El director de Construcción de una ciudad reivindica en su nuevo film al septuagenario Jorge Mario, odontólogo de profesión en Entre Ríos, pero entusiasta superochista, obsesivo cinéfilo (hilarantes sus métodos de archivo), conductor de un longevo programa radial dedicado al séptimo arte, fundador de un grupo de boy scouts, campeón de tiro, filatelista y coleccionista de muchos otros tipos de objetos. Entre todas sus reliquias, el multifacético personaje guarda una muy especial: una copia de su western Winchester Martin, que tuvo dos versiones y podría tener una tercera.
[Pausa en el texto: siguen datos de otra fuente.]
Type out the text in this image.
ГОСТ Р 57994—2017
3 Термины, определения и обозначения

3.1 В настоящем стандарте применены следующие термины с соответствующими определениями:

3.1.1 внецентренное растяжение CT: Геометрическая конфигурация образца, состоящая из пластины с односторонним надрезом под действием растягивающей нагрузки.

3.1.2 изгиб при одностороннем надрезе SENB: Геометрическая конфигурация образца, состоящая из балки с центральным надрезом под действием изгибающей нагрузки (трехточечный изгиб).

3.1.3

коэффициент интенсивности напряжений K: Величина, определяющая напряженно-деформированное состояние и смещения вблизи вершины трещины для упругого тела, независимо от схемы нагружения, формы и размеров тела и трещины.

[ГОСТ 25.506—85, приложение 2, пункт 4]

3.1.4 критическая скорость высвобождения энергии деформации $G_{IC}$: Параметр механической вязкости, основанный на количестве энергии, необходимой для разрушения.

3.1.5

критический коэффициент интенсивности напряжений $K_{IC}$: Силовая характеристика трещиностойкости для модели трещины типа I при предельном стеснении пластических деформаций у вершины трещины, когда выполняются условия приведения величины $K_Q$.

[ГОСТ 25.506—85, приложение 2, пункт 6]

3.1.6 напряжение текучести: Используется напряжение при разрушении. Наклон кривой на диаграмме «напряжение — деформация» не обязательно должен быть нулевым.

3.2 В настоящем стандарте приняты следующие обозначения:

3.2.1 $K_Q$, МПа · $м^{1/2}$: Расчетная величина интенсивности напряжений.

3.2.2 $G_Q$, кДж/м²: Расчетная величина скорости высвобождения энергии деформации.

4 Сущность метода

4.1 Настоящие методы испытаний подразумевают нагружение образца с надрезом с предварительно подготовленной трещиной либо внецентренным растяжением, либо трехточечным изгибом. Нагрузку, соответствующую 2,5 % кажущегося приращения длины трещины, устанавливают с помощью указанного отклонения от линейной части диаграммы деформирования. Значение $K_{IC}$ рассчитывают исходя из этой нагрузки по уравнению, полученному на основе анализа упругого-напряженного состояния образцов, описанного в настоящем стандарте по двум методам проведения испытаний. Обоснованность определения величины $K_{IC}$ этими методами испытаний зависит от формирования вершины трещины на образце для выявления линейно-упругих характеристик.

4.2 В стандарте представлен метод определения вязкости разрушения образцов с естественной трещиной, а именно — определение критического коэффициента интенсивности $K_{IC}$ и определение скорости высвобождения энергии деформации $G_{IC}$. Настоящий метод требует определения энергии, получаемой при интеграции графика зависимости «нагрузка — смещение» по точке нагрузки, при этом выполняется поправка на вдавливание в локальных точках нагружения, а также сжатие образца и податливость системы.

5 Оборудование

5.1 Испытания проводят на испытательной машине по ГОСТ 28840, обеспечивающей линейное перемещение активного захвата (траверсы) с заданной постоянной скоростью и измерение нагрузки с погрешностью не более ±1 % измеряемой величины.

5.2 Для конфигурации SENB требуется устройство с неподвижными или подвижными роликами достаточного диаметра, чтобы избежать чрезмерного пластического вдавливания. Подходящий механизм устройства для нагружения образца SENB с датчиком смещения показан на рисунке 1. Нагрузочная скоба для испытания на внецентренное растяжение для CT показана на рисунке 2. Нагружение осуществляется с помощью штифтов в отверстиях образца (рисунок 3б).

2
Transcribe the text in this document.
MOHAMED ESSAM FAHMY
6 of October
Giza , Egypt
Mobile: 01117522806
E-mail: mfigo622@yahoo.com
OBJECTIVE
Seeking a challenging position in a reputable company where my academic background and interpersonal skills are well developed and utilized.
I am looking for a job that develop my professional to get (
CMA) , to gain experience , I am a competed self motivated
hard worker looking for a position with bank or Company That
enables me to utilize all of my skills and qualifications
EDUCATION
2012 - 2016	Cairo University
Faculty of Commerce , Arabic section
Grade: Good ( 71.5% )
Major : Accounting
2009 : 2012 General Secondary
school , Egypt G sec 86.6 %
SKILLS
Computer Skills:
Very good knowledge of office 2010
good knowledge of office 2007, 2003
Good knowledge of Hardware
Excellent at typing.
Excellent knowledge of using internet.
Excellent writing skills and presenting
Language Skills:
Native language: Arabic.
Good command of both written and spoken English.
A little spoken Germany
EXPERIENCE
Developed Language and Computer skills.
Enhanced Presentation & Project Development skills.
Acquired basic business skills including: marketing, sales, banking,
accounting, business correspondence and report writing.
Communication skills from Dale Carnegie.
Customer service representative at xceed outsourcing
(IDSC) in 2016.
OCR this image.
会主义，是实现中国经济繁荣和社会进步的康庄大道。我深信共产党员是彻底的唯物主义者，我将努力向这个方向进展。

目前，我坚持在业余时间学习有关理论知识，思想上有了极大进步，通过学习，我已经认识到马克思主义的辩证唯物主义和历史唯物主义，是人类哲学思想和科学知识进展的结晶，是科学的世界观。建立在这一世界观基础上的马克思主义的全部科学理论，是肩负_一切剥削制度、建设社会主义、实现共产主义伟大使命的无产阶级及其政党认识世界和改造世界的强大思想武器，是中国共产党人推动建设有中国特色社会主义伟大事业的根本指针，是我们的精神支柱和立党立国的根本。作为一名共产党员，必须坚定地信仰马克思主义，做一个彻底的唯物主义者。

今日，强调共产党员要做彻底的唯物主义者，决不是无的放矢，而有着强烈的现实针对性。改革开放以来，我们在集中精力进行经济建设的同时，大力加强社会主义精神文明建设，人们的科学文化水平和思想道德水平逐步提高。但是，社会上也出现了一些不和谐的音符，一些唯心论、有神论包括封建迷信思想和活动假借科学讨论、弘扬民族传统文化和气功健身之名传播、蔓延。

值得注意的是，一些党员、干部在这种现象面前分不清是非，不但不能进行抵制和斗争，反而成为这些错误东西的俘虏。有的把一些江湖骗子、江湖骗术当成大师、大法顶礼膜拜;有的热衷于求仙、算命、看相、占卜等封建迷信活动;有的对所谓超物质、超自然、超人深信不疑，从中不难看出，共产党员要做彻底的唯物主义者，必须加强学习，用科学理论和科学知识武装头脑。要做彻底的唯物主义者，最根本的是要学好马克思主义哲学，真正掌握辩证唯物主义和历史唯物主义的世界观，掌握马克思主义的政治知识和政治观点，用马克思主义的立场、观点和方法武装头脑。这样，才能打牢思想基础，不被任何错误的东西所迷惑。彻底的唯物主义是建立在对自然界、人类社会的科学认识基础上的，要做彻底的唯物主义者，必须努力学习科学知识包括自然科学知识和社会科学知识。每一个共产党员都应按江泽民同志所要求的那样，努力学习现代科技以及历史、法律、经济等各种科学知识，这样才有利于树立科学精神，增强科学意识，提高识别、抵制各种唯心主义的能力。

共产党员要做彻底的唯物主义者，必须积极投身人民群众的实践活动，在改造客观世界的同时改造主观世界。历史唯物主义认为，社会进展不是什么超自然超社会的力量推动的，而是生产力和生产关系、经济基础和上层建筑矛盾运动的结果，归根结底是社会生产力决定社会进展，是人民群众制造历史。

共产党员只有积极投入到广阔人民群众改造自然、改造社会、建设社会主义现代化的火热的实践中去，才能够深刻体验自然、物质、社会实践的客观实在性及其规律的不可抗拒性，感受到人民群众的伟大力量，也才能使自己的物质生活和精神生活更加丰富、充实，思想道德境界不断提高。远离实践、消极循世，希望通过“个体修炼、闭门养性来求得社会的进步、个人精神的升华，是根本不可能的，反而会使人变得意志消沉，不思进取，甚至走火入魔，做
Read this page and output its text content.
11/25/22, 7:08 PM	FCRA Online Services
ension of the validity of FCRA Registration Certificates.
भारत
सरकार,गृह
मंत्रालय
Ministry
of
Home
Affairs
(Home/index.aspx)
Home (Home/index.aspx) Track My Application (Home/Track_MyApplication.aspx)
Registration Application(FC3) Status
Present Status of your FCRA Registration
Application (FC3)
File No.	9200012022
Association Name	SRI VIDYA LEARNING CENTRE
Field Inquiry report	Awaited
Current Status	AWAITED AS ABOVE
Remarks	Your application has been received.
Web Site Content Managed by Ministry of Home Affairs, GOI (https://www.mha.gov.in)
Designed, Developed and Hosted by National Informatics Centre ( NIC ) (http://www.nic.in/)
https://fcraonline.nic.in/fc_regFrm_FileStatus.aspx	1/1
El protagonista -que por momentos recuerda al Daniel Burmeister de El ambulante- tiene muchos atractivos como para generar empatía del espectador, aunque para mi gusto Frenkel -que hace gala nuevamente de sus múltiples ideas narrativas y visuales- resulta demasiado condescendiente con su criatura, incluso ante cierto patetismo de sus actividades y pensamientos. Igual, se trata de un retrato humano lleno de simpatía y con no pocos hallazgos.